Nazim Ünal Yilmaz

School Walls: Links of a Chain

2020

This room is a newly commissioned painting installation by Nazim Ünal Yilmaz in which he is both artist and curator. The room is an exhibition between himself and Olev Subbi: two painters in dialogue. 

School Walls refers to the educational diagrams often found in classrooms, which he likens to both the painted image and to the pedagogical structure of schools of painting. For Yilmaz and Subbi, painting is a way of creating worlds as well as analysing and improving their realities through it. Links in a Chain refers to Subbi’s role as an exhibition organiser towards the end of his career. In 2013, Olev Subbi designed an exhibition titled Four Links in a Chain: Laikmaa, Mägi, Vabbe, Kits in which he elaborated on the development of influential and contemporary artists in the creation of Art History.

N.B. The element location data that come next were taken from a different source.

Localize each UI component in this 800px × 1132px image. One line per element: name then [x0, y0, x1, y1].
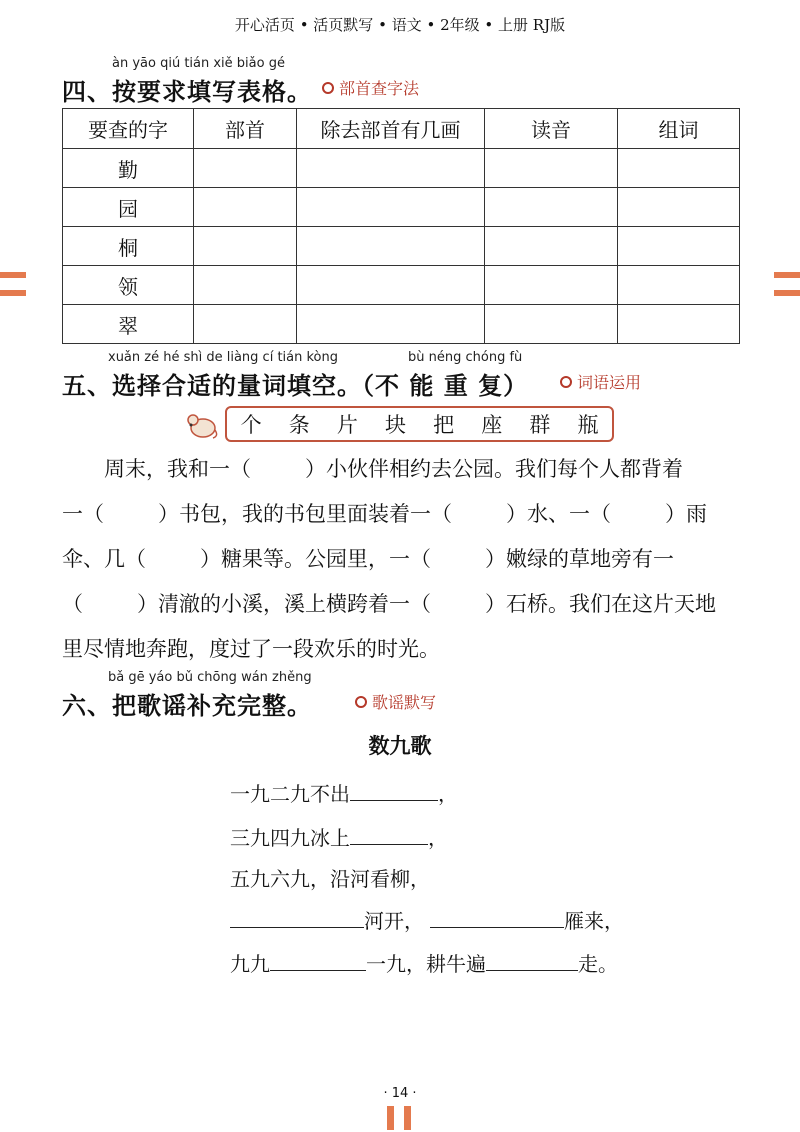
left-margin-mark — [0, 290, 26, 296]
tag-bullet-icon — [322, 82, 334, 94]
fill-line[interactable] — [430, 913, 564, 928]
passage-text: ）水、一（ — [506, 502, 611, 526]
char-cell: 勤 — [63, 149, 194, 188]
table-header-cell: 部首 — [194, 109, 297, 149]
poem-title: 数九歌 — [368, 734, 432, 758]
word-option: 瓶 — [577, 413, 599, 437]
section5-pinyin-note: bù néng chóng fù — [408, 350, 523, 365]
passage-line — [62, 447, 742, 492]
measure-word-bank — [225, 406, 614, 442]
table-header-cell: 要查的字 — [63, 109, 194, 149]
passage-text: ）小伙伴相约去公园。我们每个人都背着 — [305, 457, 683, 481]
answer-cell[interactable] — [297, 305, 485, 344]
section5-title — [62, 366, 528, 401]
poem-text: 一九二九不出 — [230, 782, 350, 806]
poem-line: 五九六九，沿河看柳， — [230, 867, 430, 891]
passage-line — [62, 627, 742, 672]
section5-tag-label: 词语运用 — [577, 373, 642, 392]
bottom-margin-mark — [404, 1106, 411, 1130]
poem-text: 河开， — [364, 909, 424, 933]
table-header-cell: 读音 — [485, 109, 618, 149]
passage-text: ）书包，我的书包里面装着一（ — [158, 502, 452, 526]
passage-line — [62, 537, 742, 582]
answer-cell[interactable] — [485, 149, 618, 188]
answer-cell[interactable] — [618, 305, 740, 344]
char-cell: 翠 — [63, 305, 194, 344]
poem-text: 三九四九冰上 — [230, 826, 350, 850]
poem-line — [230, 822, 448, 851]
table-row — [63, 266, 740, 305]
answer-cell[interactable] — [297, 227, 485, 266]
poem-line — [230, 778, 458, 807]
char-cell: 桐 — [63, 227, 194, 266]
passage-text: ）石桥。我们在这片天地 — [485, 592, 716, 616]
word-option: 个 — [240, 413, 262, 437]
table-header-cell: 除去部首有几画 — [297, 109, 485, 149]
word-option: 座 — [481, 413, 503, 437]
poem-text: ， — [438, 782, 458, 806]
passage-line — [62, 582, 742, 627]
char-cell: 园 — [63, 188, 194, 227]
passage-text: 里尽情地奔跑，度过了一段欢乐的时光。 — [62, 637, 440, 661]
answer-cell[interactable] — [194, 227, 297, 266]
answer-cell[interactable] — [618, 227, 740, 266]
poem-line — [230, 905, 624, 934]
tag-bullet-icon — [355, 696, 367, 708]
mouse-icon — [183, 410, 219, 440]
fill-line[interactable] — [270, 956, 366, 971]
tag-bullet-icon — [560, 376, 572, 388]
answer-cell[interactable] — [485, 227, 618, 266]
passage-line — [62, 492, 742, 537]
passage-text: （ — [62, 592, 83, 616]
section6-title: 六、把歌谣补充完整。 — [62, 692, 312, 720]
answer-cell[interactable] — [618, 266, 740, 305]
word-option: 片 — [336, 413, 358, 437]
section6-pinyin: bǎ gē yáo bǔ chōng wán zhěng — [108, 670, 312, 685]
answer-cell[interactable] — [618, 149, 740, 188]
answer-cell[interactable] — [297, 149, 485, 188]
poem-text: 九九 — [230, 952, 270, 976]
left-margin-mark — [0, 272, 26, 278]
page-number: · 14 · — [383, 1086, 417, 1101]
section4-title: 四、按要求填写表格。 — [62, 78, 312, 106]
passage-text: 伞、几（ — [62, 547, 146, 571]
poem-text: 走。 — [578, 952, 618, 976]
answer-cell[interactable] — [194, 188, 297, 227]
word-option: 把 — [433, 413, 455, 437]
answer-cell[interactable] — [297, 266, 485, 305]
section5-title-note: （不 能 重 复） — [362, 372, 529, 400]
poem-text: 雁来， — [564, 909, 624, 933]
answer-cell[interactable] — [194, 149, 297, 188]
word-option: 条 — [288, 413, 310, 437]
section5-pinyin: xuǎn zé hé shì de liàng cí tián kòng — [108, 350, 338, 365]
poem-text: 一九，耕牛遍 — [366, 952, 486, 976]
table-header-cell: 组词 — [618, 109, 740, 149]
passage-text: ）嫩绿的草地旁有一 — [485, 547, 674, 571]
passage-text: ）清澈的小溪，溪上横跨着一（ — [137, 592, 431, 616]
word-option: 群 — [529, 413, 551, 437]
page-header: 开心活页 • 活页默写 • 语文 • 2年级 • 上册 RJ版 — [234, 16, 566, 34]
right-margin-mark — [774, 272, 800, 278]
cloze-passage — [62, 447, 742, 672]
section5-title-text: 五、选择合适的量词填空。 — [62, 372, 362, 400]
lookup-table — [62, 108, 740, 344]
answer-cell[interactable] — [485, 305, 618, 344]
section6-tag — [355, 690, 436, 713]
fill-line[interactable] — [230, 913, 364, 928]
word-option: 块 — [384, 413, 406, 437]
char-cell: 领 — [63, 266, 194, 305]
table-row — [63, 227, 740, 266]
passage-text: ）糖果等。公园里，一（ — [200, 547, 431, 571]
table-row — [63, 305, 740, 344]
answer-cell[interactable] — [485, 188, 618, 227]
answer-cell[interactable] — [194, 266, 297, 305]
section5-tag — [560, 370, 641, 393]
answer-cell[interactable] — [618, 188, 740, 227]
answer-cell[interactable] — [194, 305, 297, 344]
passage-text: ）雨 — [665, 502, 707, 526]
section4-tag — [322, 76, 419, 99]
table-row — [63, 149, 740, 188]
answer-cell[interactable] — [485, 266, 618, 305]
poem-text: ， — [428, 826, 448, 850]
answer-cell[interactable] — [297, 188, 485, 227]
section4-pinyin: àn yāo qiú tián xiě biǎo gé — [112, 56, 285, 71]
fill-line[interactable] — [350, 786, 438, 801]
fill-line[interactable] — [486, 956, 578, 971]
passage-text: 一（ — [62, 502, 104, 526]
table-header-row — [63, 109, 740, 149]
section4-tag-label: 部首查字法 — [339, 79, 420, 98]
fill-line[interactable] — [350, 830, 428, 845]
passage-text: 周末，我和一（ — [104, 457, 251, 481]
section6-tag-label: 歌谣默写 — [372, 693, 437, 712]
right-margin-mark — [774, 290, 800, 296]
bottom-margin-mark — [387, 1106, 394, 1130]
table-row — [63, 188, 740, 227]
poem-line — [230, 948, 618, 977]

Although Yilmaz’s perspective is geographically and personally distant from that of Subbi’s, there are parallel resonances in their painting processes and interests. Both reference historical painting compositions and the logic of colour and form. Colour is a main component in both painters’ works: Yilmaz lives with a slight colour-blindness that produces a recognisable purple and blue tint to his landscapes, compared to Subbi’s expected green fields and yellow crops. 

One of the walls has a special focus on the subject of the horse. In Subbi’s Man with a White Horse, Yilmaz viewed the depiction of the horse as a statement of respect and admiration. The eyes of the horse look out towards the spectator communicating wisdom. Using a trompe-l’oeil, Subbi unmasks a harvest landscape behind. Yilmaz often uses animals as a reference to mistreatment in contemporary society and to expose the continuous exploitation of the world around us. He responds with the painting Untitled (Blue Painting with a Little Horse). 

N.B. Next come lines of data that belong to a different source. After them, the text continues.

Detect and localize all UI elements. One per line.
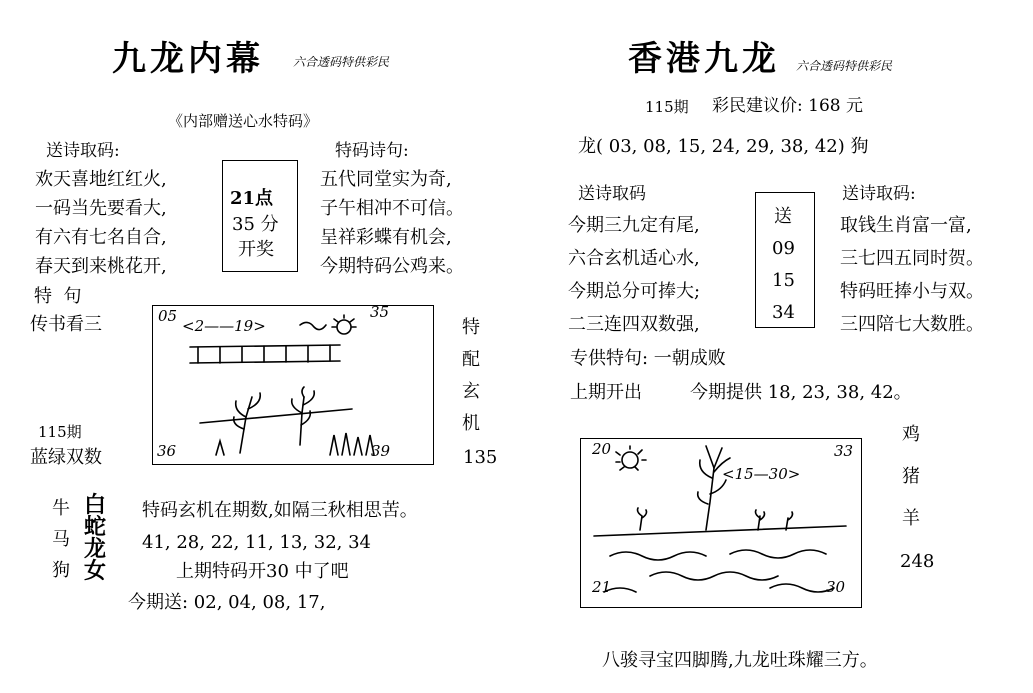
special-phrase-label: 特 句: [34, 286, 82, 307]
left-subtitle: 六合透码特供彩民: [293, 55, 390, 69]
left-today-send: 今期送: 02, 04, 08, 17,: [128, 592, 326, 613]
right-last-label: 上期开出: [570, 382, 642, 403]
right-poem-left-line: 今期总分可捧大;: [568, 281, 701, 302]
right-poem-left-line: 六合玄机适心水,: [568, 248, 700, 269]
right-poem-right-line: 三四陪七大数胜。: [840, 314, 984, 335]
right-side-number: 248: [900, 551, 935, 572]
zodiac-col2-item: 白: [84, 492, 107, 518]
right-poem-right-line: 特码旺捧小与双。: [840, 281, 984, 302]
zodiac-col1-item: 狗: [52, 560, 70, 581]
right-period: 115期: [645, 98, 689, 116]
right-provide: 今期提供 18, 23, 38, 42。: [690, 382, 912, 403]
zodiac-col1-item: 牛: [52, 498, 70, 519]
right-range-line: 龙( 03, 08, 15, 24, 29, 38, 42) 狗: [578, 136, 869, 157]
right-poem-left-header: 送诗取码: [578, 184, 646, 204]
zodiac-col2-item: 龙: [84, 536, 107, 562]
left-poem-right-header: 特码诗句:: [335, 141, 409, 161]
right-price: 彩民建议价: 168 元: [712, 96, 863, 116]
zodiac-col2-item: 蛇: [84, 514, 107, 540]
right-side-animal: 鸡: [902, 424, 920, 445]
left-side-char: 玄: [462, 381, 480, 402]
draw-time-minute: 35 分: [232, 214, 279, 235]
zodiac-col2-item: 女: [84, 558, 107, 584]
left-pic-number-br: 39: [371, 442, 391, 460]
left-poem-right-line: 子午相冲不可信。: [320, 198, 464, 219]
right-pic-number-tr: 33: [834, 442, 854, 460]
right-title: 香港九龙: [628, 39, 780, 79]
left-side-char: 特: [462, 317, 480, 338]
left-poem-left-line: 有六有七名自合,: [35, 227, 167, 248]
left-last-period: 上期特码开30 中了吧: [176, 561, 349, 582]
send-label: 送: [774, 206, 792, 227]
left-poem-left-line: 一码当先要看大,: [35, 198, 167, 219]
left-clue: 特码玄机在期数,如隔三秋相思苦。: [142, 500, 418, 521]
left-side-number: 135: [463, 447, 498, 468]
right-pic-number-tl: 20: [592, 440, 612, 458]
draw-time-label: 开奖: [238, 239, 274, 260]
right-poem-right-line: 取钱生肖富一富,: [840, 215, 972, 236]
left-period-text: 蓝绿双数: [30, 447, 102, 468]
right-pic-number-br: 30: [826, 578, 846, 596]
left-period: 115期: [38, 423, 82, 441]
left-poem-left-line: 春天到来桃花开,: [35, 256, 167, 277]
right-footer: 八骏寻宝四脚腾,九龙吐珠耀三方。: [602, 650, 878, 671]
right-special-line: 专供特句: 一朝成败: [570, 348, 726, 369]
left-poem-right-line: 五代同堂实为奇,: [320, 169, 452, 190]
right-poem-right-header: 送诗取码:: [842, 184, 916, 204]
right-poem-left-line: 今期三九定有尾,: [568, 215, 700, 236]
send-number: 34: [772, 302, 795, 323]
zodiac-col1-item: 马: [52, 529, 70, 550]
right-pic-number-bl: 21: [592, 578, 612, 596]
left-pic-number-bl: 36: [157, 442, 177, 460]
send-number: 09: [772, 238, 795, 259]
left-poem-left-header: 送诗取码:: [46, 141, 120, 161]
left-poem-left-line: 欢天喜地红红火,: [35, 169, 167, 190]
right-side-animal: 猪: [902, 466, 920, 487]
left-number-list: 41, 28, 22, 11, 13, 32, 34: [142, 532, 371, 553]
right-sketch: [580, 438, 860, 606]
send-number: 15: [772, 270, 795, 291]
left-poem-right-line: 呈祥彩蝶有机会,: [320, 227, 452, 248]
left-title: 九龙内幕: [112, 39, 264, 79]
left-side-char: 机: [462, 413, 480, 434]
left-pic-number-tr: 35: [370, 303, 390, 321]
left-side-char: 配: [462, 349, 480, 370]
draw-time-hour: 21点: [230, 188, 274, 209]
right-subtitle: 六合透码特供彩民: [796, 59, 893, 73]
right-pic-range: <15—30>: [722, 465, 801, 483]
left-note: 《内部赠送心水特码》: [168, 112, 319, 130]
special-phrase-text: 传书看三: [30, 314, 102, 335]
left-sketch: [152, 305, 432, 463]
right-poem-right-line: 三七四五同时贺。: [840, 248, 984, 269]
left-pic-range: <2——19>: [182, 317, 266, 335]
right-side-animal: 羊: [902, 508, 920, 529]
left-pic-number-tl: 05: [158, 307, 178, 325]
right-poem-left-line: 二三连四双数强,: [568, 314, 700, 335]
left-poem-right-line: 今期特码公鸡来。: [320, 256, 464, 277]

The sense of veiling in Subbi’s painting offers the possibility of parallel realities expressed in painting. Yilmaz’s canvases share this intention, but from the perspective of his biography and the queer perspective in a Muslim country. Historically, as well as in contemporary queer culture, remote natural locations have been used as “cruising” sites where lovers meet for prohibited brief encounters. The natural setting is used as a buffer and a veil against the surveillance of society. It is also in this hidden world, far away from the city, that Subbi places his anonymous characters.